Comment 1 Petr Stodulka 2023-03-01 12:13:05 UTC
Hi Chris, thanks for the report with the investigation and added sources!! You are right, we should add the check for the version of intel architecture. Fortunately the upgrade is failing during the preupgrade phases so the system is not negatively affected, but having the proper inhibitor will save a time for people investigating this problem in future. I will discuss the prioritisation of the fix for 8.9 release.

Comment 2 Christophe Besson 2023-03-01 14:48:04 UTC
Hi Petr, indeed that would help us to have something self-explanatory.
And yes, I forgot to mention in the description there is no risk of damage (severity could be lowered).
Note for users: RHEL 9 cannot boot anyway, kernel panics directly as init/systemd crashes instantly when these CPU features are masked.
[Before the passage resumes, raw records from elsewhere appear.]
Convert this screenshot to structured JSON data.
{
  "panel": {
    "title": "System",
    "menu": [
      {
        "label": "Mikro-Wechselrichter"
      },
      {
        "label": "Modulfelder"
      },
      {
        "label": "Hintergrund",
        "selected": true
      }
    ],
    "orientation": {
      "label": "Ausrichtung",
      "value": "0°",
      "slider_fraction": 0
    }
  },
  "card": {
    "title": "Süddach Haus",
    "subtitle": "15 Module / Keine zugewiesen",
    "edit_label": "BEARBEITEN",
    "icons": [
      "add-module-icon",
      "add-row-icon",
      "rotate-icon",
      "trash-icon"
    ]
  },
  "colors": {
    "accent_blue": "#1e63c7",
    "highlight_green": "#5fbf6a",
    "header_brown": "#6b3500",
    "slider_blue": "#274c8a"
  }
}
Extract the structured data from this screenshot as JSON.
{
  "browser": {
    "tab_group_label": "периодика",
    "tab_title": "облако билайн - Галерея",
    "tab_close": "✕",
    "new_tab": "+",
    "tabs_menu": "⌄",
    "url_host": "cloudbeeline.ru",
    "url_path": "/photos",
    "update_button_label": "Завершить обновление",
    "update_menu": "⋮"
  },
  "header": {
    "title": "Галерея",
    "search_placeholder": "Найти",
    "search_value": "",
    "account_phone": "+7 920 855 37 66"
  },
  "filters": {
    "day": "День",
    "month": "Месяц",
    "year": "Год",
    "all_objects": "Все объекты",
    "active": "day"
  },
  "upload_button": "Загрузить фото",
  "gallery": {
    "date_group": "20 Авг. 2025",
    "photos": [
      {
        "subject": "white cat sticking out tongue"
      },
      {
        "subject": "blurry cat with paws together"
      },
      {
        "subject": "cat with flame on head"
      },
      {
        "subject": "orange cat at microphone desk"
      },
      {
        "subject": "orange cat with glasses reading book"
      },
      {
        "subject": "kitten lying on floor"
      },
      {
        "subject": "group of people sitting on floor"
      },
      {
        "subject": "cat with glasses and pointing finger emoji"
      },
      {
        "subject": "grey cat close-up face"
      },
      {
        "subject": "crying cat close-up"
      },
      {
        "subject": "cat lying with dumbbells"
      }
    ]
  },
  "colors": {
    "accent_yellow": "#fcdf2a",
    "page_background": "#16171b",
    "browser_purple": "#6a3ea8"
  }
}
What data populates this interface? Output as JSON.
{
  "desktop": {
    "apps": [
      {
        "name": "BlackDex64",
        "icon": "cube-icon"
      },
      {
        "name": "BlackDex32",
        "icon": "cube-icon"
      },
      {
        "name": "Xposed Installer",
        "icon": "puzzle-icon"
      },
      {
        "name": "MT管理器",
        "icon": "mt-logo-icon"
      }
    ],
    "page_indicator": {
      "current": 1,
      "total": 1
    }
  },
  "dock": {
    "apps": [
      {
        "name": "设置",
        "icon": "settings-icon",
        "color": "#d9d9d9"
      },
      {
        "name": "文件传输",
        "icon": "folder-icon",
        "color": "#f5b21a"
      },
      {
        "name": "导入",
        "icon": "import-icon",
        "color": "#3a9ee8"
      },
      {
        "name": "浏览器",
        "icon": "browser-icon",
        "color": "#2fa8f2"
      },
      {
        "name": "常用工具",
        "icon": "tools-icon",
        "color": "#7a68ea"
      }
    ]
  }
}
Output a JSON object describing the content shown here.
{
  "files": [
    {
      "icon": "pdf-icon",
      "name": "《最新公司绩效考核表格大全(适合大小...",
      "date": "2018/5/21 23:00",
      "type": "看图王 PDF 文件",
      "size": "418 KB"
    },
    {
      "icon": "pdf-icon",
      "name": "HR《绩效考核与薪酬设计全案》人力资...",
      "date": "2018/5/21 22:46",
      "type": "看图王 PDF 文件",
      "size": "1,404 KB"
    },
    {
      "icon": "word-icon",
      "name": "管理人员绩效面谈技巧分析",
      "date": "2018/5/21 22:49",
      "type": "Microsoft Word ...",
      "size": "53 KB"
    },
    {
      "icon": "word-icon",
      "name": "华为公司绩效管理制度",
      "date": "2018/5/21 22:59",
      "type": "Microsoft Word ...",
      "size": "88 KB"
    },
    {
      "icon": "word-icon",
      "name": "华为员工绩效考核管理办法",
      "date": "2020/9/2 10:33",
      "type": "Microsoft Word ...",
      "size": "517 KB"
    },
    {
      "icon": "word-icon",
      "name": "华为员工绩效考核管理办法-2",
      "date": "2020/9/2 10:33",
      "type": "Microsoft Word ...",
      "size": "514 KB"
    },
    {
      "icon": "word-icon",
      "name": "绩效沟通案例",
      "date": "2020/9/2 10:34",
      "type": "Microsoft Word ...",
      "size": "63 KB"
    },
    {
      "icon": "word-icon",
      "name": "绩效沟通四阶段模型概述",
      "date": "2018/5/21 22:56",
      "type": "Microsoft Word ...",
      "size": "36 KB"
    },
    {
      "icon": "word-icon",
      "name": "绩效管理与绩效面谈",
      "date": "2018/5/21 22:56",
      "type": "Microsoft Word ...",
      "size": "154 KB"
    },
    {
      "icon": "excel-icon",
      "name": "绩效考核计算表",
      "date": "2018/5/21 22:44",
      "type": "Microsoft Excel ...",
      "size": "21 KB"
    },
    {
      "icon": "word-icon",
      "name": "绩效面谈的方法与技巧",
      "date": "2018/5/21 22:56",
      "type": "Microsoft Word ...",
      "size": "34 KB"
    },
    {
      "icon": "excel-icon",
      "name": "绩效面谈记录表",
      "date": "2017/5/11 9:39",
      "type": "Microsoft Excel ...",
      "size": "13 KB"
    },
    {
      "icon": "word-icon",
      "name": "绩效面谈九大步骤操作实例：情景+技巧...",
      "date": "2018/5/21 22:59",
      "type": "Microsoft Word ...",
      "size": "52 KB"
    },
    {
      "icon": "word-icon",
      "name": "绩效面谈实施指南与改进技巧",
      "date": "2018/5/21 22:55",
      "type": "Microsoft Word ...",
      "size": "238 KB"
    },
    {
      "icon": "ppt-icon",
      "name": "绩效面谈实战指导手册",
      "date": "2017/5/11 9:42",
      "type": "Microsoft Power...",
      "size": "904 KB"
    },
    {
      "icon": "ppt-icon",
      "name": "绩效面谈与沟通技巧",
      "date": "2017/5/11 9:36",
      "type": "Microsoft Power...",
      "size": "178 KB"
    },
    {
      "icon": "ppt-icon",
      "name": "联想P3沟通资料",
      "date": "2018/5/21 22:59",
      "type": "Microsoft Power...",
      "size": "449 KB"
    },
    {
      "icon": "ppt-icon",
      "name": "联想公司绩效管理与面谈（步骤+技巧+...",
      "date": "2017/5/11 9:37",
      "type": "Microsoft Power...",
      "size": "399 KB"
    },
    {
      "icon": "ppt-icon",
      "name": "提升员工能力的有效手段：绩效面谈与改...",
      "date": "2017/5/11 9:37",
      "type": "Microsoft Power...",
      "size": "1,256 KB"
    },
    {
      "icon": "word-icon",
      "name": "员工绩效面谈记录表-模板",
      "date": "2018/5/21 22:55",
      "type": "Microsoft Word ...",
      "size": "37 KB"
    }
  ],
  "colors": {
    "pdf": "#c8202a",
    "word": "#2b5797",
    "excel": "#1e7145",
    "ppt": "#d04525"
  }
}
Comment 3 Petr Stodulka 2023-05-18 10:00:56 UTC
The fix has been merged in the upstream:
  https://github.com/oamg/leapp-repository/pull/1059

Comment 9 errata-xmlrpc 2023-11-14 15:35:03 UTC
Since the problem described in this bug report should be
resolved in a recent advisory, it has been closed with a
resolution of ERRATA.

For information on the advisory (leapp-repository bug fix and enhancement update), and where to find the updated
files, follow the link below.

If the solution does not work for you, open a new bug report.

https://access.redhat.com/errata/RHBA-2023:7013